Every itinerary for a trip to Spain, no matter the region, should read like the following: Drink wine, eat everything, relax, repeat. There isn’t a bad place to be or a bad time of year to go, and should you be considering a trip, you’re in luck because Robert Parker’s Wine Advocate just detailed some of their favorite spots in both Ribera del Duero and Rueda.
Should you be heading to “the Napa and Sonoma of Spain” (their words…), there are plenty of options, but first, here are some pointers (our words…):
- Wineries operate differently than they do in Napa or others, where walk-in tastings in a come-whenever-you-want setting are normal. Most tastings and visits require pre-arranged appointments depending on the winery, so plan ahead.
- Hospitality is everything to Spaniards and Spanish winemakers, so expect visits to last longer than you expected and for people to take you in as though you’re family.
- Should you tire of wine, the Spanish drink of choice is a Gin & Tonic, with bars like La Villa specializing in dozens of smartly-conceived variations of the drink.
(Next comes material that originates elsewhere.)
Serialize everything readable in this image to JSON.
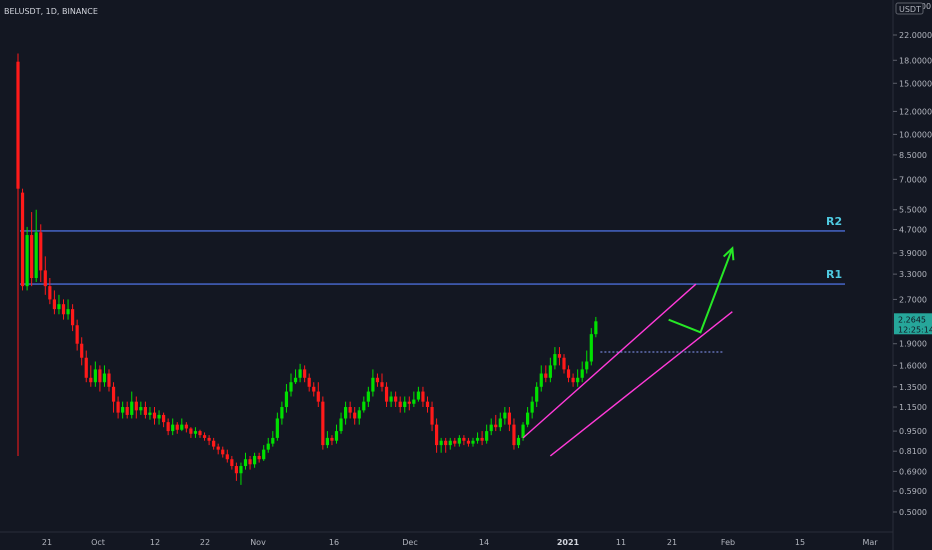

OK, now onto Wine Advocate’s list. Starting in Rueda, their go-to winery recommendation is Menade, the “rebels in Rueda’s wine world,” the region’s only certified organic winery. “Start with a visit to the 19th century underground cellar in La Seca, where the family’s business got its start, before sampling Menade’s herbal-tinged Verdejo and tapas on the terrace,” the article urges. Get the inside scoop on Menade in our interview with Menade owner-winemaker, Richard Sanz:
From there, it’s all eats in Rueda, calling out Michelin-starred La Botica de Matapozuelos (which happens to be in the same town as Garciarévalo … just saying.) for a tasting menu that draws heavily from the region’s pine trees. Or, if you’re looking for a little late-night tapas action, there’s no better place than Los Zagales in the center of Valladolid for their quirky and wild “modern take on tapas.”
A bit east in Ribera del Duero, two wineries — Bodegas Comenge and Bodegas Neo — got the attention of Wine Advocate. Bodegas Comenge earned their praise thanks to “elegant wines — like the Don Miguel Comenge 2011, a Tempranillo and Cabernet blend — known for aging beautifully and scored highly by our Spanish wine reviewer Luis Gutiérrez.” There’s also the “nearby medieval village of Curiel de Duero,” which you can tour via horse and carriage.
Bodegas Neo is the opposite vibe, choosing modern over medieval. “Not only are the young wines modern in both style and name—like the unaged Crazy Tempranillo—so is the winery itself,” the article explains. Case in piont: Inside the winery there’s also a recording studio.
And should you be hungry at this point, nearby Segovia and its infamous suckling pig (cochinillo) that just so happens to pair perfeclty with Ribera del Duero wines.